Of Adriano Bordignonpresident of the Family Associations Forum
Bringing a child into the world is a beautiful adventure that fills the lives of parents with meaning and contributes to invigorating the country with hope and a future. However, it is not a walk in the park and starting a family, parenting, keeping it united and cohesive in the different seasons of life to encourage the full development of everyone’s potential is a demanding and onerous task. Given the facts, the family and the desire for parenthood are a legacy that is still alive and powerful in our country but the context and the historical “oversights” towards the true needs and profound desires of families put families, and in particular the younger ones, face particularly fraught with difficulties. The Italian birth rate decline, which is more serious than that of other EU countries, is a litmus test of this.
Interesting steps forward can be observed in the 2025 Budget Law but, as Minister Giorgetti underlined, faced with the enormity of the demographic challenge and the need to offer families renewed tools to grow and educate the new generations, there is still a lot to invest.
The greatest expectation regarding this year’s budget was aimed first and foremost at the development of significant steps towards taxation that is more in line with the principle of fiscal equity provided for in Article 53 of the Constitution – “Everyone is required to contribute to public expenses based on their ability to pay” – and therefore also adequately considering the size of family units. In this sense, the introduction of a family tax unit can be noted. A kind of “reverse family quotient” experimented for the limit of tax deductions which operates above 75,000 euros of income. An interesting step but too small compared to expectations.
There are other positive signs. The period of parental leave compensated by 80% has been extended up to a total of three months within the child’s sixth year of life, but here too we are still far from the needs of presence and care of the little ones in the first thousand days.
The bonus for nursery schools has been remodeled that, for those born from 2024 into families with ISEE incomes of less than 40,000 euros, the benefit will be increased to 3,600 euros and recognized regardless of the presence of other children, thus extending the range involved. A positive note is the exclusion of the single allowance from the ISEE calculation for access to nursery schools. This exclusion was not collected in a broader sense even though, during the year, there were numerous reports of families in difficulty who saw their income skyrocket for this reason, losing access to bonuses for transport, canteens, the school but also for scholarships.
Strong doubts remain regarding the introduction of the so-called “baby bonus” of 1,000 eurospresented in the text of the law as a tool to encourage birth rates, provided for every child born or adopted from January 2025 for families with ISEE not exceeding 40,000 euros per year. Studies and experience highlight how these measures do not have any birth-related effect and, despite further information which frames it as a bridging measure waiting to define the fate of the infringement procedure against the Single Allowance, we believe that the resources they could have been allocated in a more functional way.

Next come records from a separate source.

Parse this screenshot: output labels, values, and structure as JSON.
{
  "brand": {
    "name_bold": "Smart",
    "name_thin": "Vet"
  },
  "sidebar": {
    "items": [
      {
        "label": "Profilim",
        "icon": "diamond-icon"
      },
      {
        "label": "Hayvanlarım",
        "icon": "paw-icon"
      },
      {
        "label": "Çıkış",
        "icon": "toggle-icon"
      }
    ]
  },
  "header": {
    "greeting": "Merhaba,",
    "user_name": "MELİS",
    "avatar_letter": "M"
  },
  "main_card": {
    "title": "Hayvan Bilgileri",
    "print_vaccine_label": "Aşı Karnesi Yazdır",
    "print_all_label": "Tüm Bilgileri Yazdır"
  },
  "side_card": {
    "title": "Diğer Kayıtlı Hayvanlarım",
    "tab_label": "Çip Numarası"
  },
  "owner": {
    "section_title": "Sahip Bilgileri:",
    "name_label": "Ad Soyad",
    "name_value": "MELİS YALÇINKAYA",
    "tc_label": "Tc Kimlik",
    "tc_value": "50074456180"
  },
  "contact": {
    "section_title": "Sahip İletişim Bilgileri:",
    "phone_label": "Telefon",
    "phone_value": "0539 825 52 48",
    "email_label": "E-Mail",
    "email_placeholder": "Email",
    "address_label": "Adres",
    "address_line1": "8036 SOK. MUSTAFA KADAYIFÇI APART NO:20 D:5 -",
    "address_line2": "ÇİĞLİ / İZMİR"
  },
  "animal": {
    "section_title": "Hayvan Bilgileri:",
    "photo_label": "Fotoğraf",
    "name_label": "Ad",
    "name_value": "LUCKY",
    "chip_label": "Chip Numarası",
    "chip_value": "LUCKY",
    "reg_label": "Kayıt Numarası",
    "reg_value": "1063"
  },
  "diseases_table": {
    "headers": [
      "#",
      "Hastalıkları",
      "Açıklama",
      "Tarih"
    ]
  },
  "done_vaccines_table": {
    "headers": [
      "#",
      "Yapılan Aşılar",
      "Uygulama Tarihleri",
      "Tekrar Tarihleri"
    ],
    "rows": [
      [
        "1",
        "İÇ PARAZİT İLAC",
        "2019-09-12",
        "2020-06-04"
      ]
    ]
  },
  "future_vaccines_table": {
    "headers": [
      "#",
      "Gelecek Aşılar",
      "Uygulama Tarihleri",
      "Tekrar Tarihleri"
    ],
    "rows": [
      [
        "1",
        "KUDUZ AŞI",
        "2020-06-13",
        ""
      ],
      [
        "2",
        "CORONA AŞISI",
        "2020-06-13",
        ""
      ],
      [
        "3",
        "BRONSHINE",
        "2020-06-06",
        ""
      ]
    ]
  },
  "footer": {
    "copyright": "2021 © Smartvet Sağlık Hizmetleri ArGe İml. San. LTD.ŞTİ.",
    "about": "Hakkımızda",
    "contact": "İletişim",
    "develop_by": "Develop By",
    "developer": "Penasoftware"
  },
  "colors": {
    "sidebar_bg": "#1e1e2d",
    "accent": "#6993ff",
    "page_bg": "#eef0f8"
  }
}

The improvement of the “mothers bonus” within the maximum spending limits of 300 million euros per year was positive, also extended to self-employed workers (excluding domestic workers) – with two or more children up to the age of 10. For lower incomes, the measure improves the net income received slightly as the reduction of the “tax wedge” already takes effect.
All in all, the interventions in question appear positive but not sufficient to make the “qualitative leap” for the lives of families, their stability and educational capacity and, above all, to address the great issue of the demographic imbalance which is marking the history of our Village.